TOKYO - Subaru maker Fuji Heavy Industries continues to charge ahead in the key U.S. market with sales seen jumping by a fifth this month, but it faces a lot of work to boost its earnings power, its CEO said on Friday.

Fuji Heavy, owned 16.5 percent by Toyota Motor Corp, has stolen the limelight with the only rise in U.S. sales this year apart from South Korean rivals Hyundai Motor Co and Kia Motors Corp, giving it the same market share as mass-volume brand Volkswagen AG.

Chief Executive Ikuo Mori said he expected the trend to continue, with sales so far in November soaring by 20 percent before adjusting for two fewer selling days against the year before. Official figures are due out next week.

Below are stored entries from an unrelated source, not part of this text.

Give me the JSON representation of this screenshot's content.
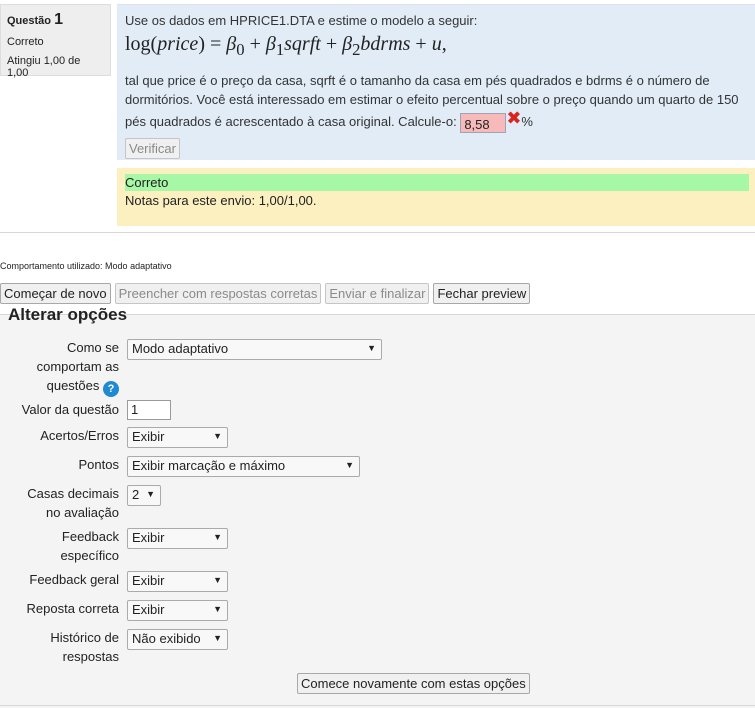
{
  "question_info": {
    "label": "Questão",
    "number": "1",
    "state": "Correto",
    "grade": "Atingiu 1,00 de 1,00"
  },
  "formulation": {
    "intro": "Use os dados em HPRICE1.DTA e estime o modelo a seguir:",
    "formula": "log(price) = β0 + β1sqrft + β2bdrms + u,",
    "text": "tal que price é o preço da casa, sqrft é o tamanho da casa em pés quadrados e bdrms é o número de dormitórios. Você está interessado em estimar o efeito percentual sobre o preço quando um quarto de 150 pés quadrados é acrescentado à casa original. Calcule-o:",
    "answer_value": "8,58",
    "unit": "%",
    "check_button": "Verificar"
  },
  "outcome": {
    "correctness": "Correto",
    "grades": "Notas para este envio: 1,00/1,00."
  },
  "behaviour_text": "Comportamento utilizado: Modo adaptativo",
  "controls": {
    "restart": "Começar de novo",
    "fill_correct": "Preencher com respostas corretas",
    "submit_finish": "Enviar e finalizar",
    "close_preview": "Fechar preview"
  },
  "options": {
    "legend": "Alterar opções",
    "behaviour_label": "Como se comportam as questões",
    "behaviour_value": "Modo adaptativo",
    "mark_label": "Valor da questão",
    "mark_value": "1",
    "correctness_label": "Acertos/Erros",
    "correctness_value": "Exibir",
    "marks_label": "Pontos",
    "marks_value": "Exibir marcação e máximo",
    "decimals_label": "Casas decimais no avaliação",
    "decimals_value": "2",
    "feedback_label": "Feedback específico",
    "feedback_value": "Exibir",
    "general_feedback_label": "Feedback geral",
    "general_feedback_value": "Exibir",
    "right_answer_label": "Reposta correta",
    "right_answer_value": "Exibir",
    "history_label": "Histórico de respostas",
    "history_value": "Não exibido",
    "restart_button": "Comece novamente com estas opções"
  },
  "colors": {
    "formulation_bg": "#e1ecf7",
    "outcome_bg": "#fcefc0",
    "correct_bg": "#a6f7a6",
    "incorrect_input_bg": "#f7b9b9",
    "help_icon": "#1f8ad3"
  }
}
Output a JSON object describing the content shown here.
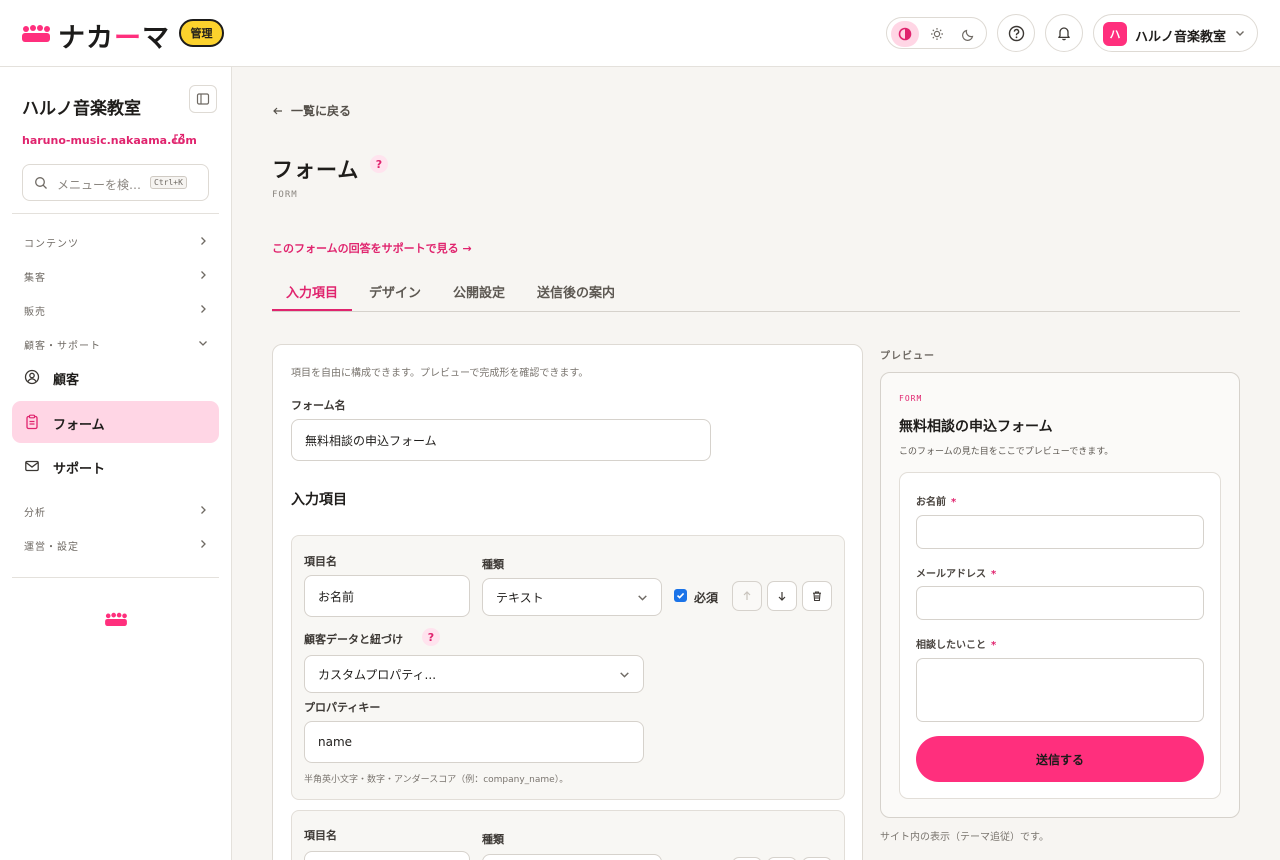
{
  "header": {
    "brand_left": "ナカ",
    "brand_dash": "ー",
    "brand_right": "マ",
    "admin_badge": "管理",
    "account_avatar": "ハ",
    "account_name": "ハルノ音楽教室",
    "icons": [
      "theme-contrast-icon",
      "sun-icon",
      "moon-icon",
      "help-icon",
      "bell-icon",
      "chevron-down-icon"
    ]
  },
  "sidebar": {
    "site_name": "ハルノ音楽教室",
    "site_url": "haruno-music.nakaama.com",
    "search_placeholder": "メニューを検…",
    "search_shortcut": "Ctrl+K",
    "groups": {
      "contents": "コンテンツ",
      "acquisition": "集客",
      "sales": "販売",
      "customer_support": "顧客・サポート",
      "analytics": "分析",
      "operations": "運営・設定"
    },
    "items": {
      "customers": "顧客",
      "forms": "フォーム",
      "support": "サポート"
    }
  },
  "main": {
    "back_link": "一覧に戻る",
    "title": "フォーム",
    "subtitle": "FORM",
    "support_link": "このフォームの回答をサポートで見る →",
    "tabs": {
      "fields": "入力項目",
      "design": "デザイン",
      "publish": "公開設定",
      "after_submit": "送信後の案内"
    },
    "editor": {
      "intro": "項目を自由に構成できます。プレビューで完成形を確認できます。",
      "form_name_label": "フォーム名",
      "form_name_value": "無料相談の申込フォーム",
      "fields_heading": "入力項目",
      "field1": {
        "name_label": "項目名",
        "name_value": "お名前",
        "type_label": "種類",
        "type_value": "テキスト",
        "required_label": "必須",
        "required": true,
        "link_label": "顧客データと紐づけ",
        "link_value": "カスタムプロパティ...",
        "key_label": "プロパティキー",
        "key_value": "name",
        "key_hint": "半角英小文字・数字・アンダースコア（例：company_name）。"
      },
      "field2": {
        "name_label": "項目名",
        "type_label": "種類"
      }
    }
  },
  "preview": {
    "label": "プレビュー",
    "eyebrow": "FORM",
    "title": "無料相談の申込フォーム",
    "description": "このフォームの見た目をここでプレビューできます。",
    "fields": {
      "name": "お名前",
      "email": "メールアドレス",
      "consult": "相談したいこと"
    },
    "required_mark": "*",
    "submit": "送信する",
    "note": "サイト内の表示（テーマ追従）です。"
  },
  "colors": {
    "accent": "#ff2f7d",
    "accent_text": "#e0246e",
    "badge": "#fcd22d",
    "active_bg": "#ffd6e5"
  }
}
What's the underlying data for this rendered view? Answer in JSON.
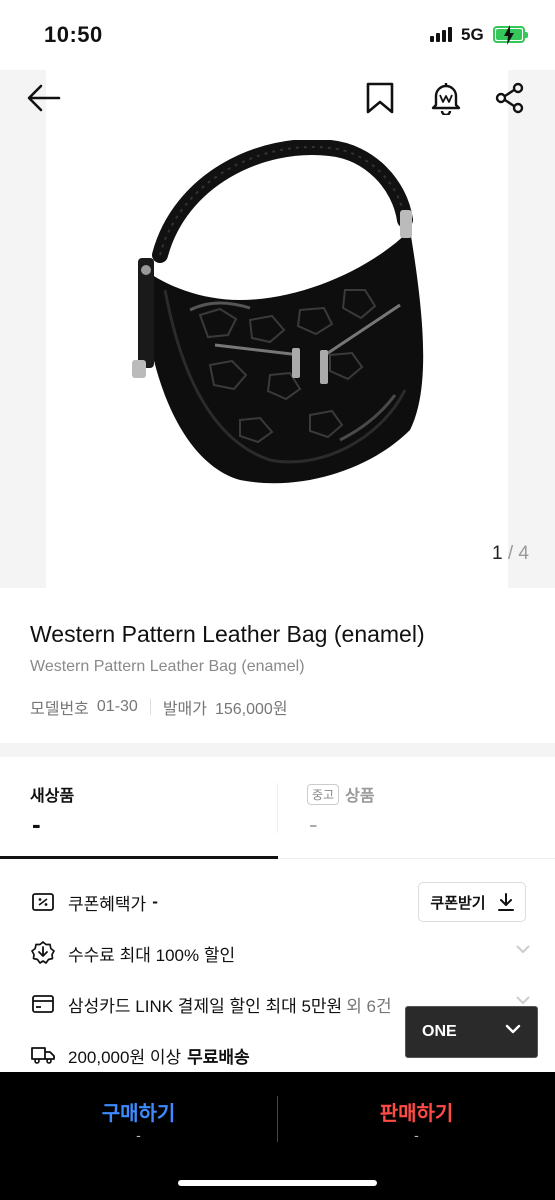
{
  "status": {
    "time": "10:50",
    "network": "5G"
  },
  "gallery": {
    "current": "1",
    "separator": "/",
    "total": "4"
  },
  "product": {
    "title": "Western Pattern Leather Bag (enamel)",
    "subtitle": "Western Pattern Leather Bag (enamel)",
    "model_label": "모델번호",
    "model_value": "01-30",
    "price_label": "발매가",
    "price_value": "156,000원"
  },
  "tabs": {
    "new": {
      "label": "새상품",
      "value": "-"
    },
    "used": {
      "badge": "중고",
      "label": "상품",
      "value": "-"
    }
  },
  "benefits": {
    "coupon_label": "쿠폰혜택가",
    "coupon_value": "-",
    "coupon_button": "쿠폰받기",
    "fee": "수수료 최대 100% 할인",
    "card": "삼성카드 LINK 결제일 할인 최대 5만원",
    "card_more": "외 6건",
    "shipping_prefix": "200,000원 이상",
    "shipping_bold": "무료배송"
  },
  "size_selector": {
    "value": "ONE"
  },
  "actions": {
    "buy": {
      "label": "구매하기",
      "price": "-"
    },
    "sell": {
      "label": "판매하기",
      "price": "-"
    }
  },
  "colors": {
    "buy": "#3d8bff",
    "sell": "#ff4a45",
    "battery": "#35c759"
  }
}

We've identified the United States as the single-most important market under our medium-term strategy, and we're boosting our share there, Mori told Reuters in an interview.

Our revenue and profits are still low, however, and conditions are very tough. But my feeling is that things are gradually getting better, Mori said, noting the company's new guidance announced this month to return to an operating profit for the financial year to March 2010.

Subaru's U.S. sales grew 13 percent in the first 10 months as demand for the Forester and Legacy models surpassed expectations, particularly under the cash-for-clunkers scheme this summer. The overall market dropped 26 percent in the same period.

Mori stressed, however, that the dollar's plunge posed major difficulties for Fuji Heavy, which has the biggest exposure to the United States among Japanese automakers. The dollar sank to a 14-year low on Friday of 84.82 yen.

Mori, a manufacturing expert with extensive marketing experience, said Fuji Heavy was making steady progress in lowering its notoriously high fixed costs in Japan by 10 percent. But he said there was little else it could do to offset the greenback's plunge because its small size made producing more cars overseas unrealistic.

We're basically on track to lowering our costs. Now if currency rates were where they were last year, I'd be smiling more, the 62-year-old executive said.

Fuji Heavy, the smallest of Japan's eight carmakers, has only one assembly plant overseas, in Lafayette, Indiana, which uses half of its capacity to build Toyota's Camry sedan.

Mori said Fuji Heavy had no plans to expand production in the United States. The most likely next move, he said, would be to consider the feasibility of producing cars in China, where prospects for sales expansion were massive.

We're looking into possibilities for China, he said, adding that Fuji Heavy would likely need a partner to share the plant's capacity to get sufficient economies of scale. He declined to estimate when a decision would be made, while noting he had fielded a lot of requests for partnership from Chinese carmakers.

Fuji Heavy expects its sales in China to jump 85 percent this year to 35,000 units. It expects global sales of 545,000 units in 2009/10.

TOYOTA BACKING

Like the rest of the industry, Fuji Heavy's mid-term growth plan has been interrupted by a collapse in global auto sales and a sinking dollar.

But Fuji Heavy's ability to earn money has been sub-par for some time due to its high cost structure and disappointing product launches. Its operating profit margins have stagnated well below 4 percent since 2003 -- low for a Japanese carmaker.

While acknowledging Subaru's past misstep of trying to re-brand itself as an upscale carmaker, Mori said a revised strategy of lowering its cars' selling price while holding down incentives was helping to re-craft Subaru as a value-added brand in customers' eyes.

Mori also said he had high hopes for Fuji Heavy's four-year-old alliance with Toyota, which has already yielded a project to jointly develop a front-engine, real-wheel-drive sports car with Subaru's signature boxer engine that will be produced by Subaru and sold under both brands.

Fuji Heavy has also started adopting many of Toyota's industry-leading lean production methods, while it expects to benefit in future from R&D help in next-generation technology including in the fields of hybrids and electric cars.

Cooperating in advanced technologies with Toyota will be a big plus for us, Mori said. I think we're going in the right direction.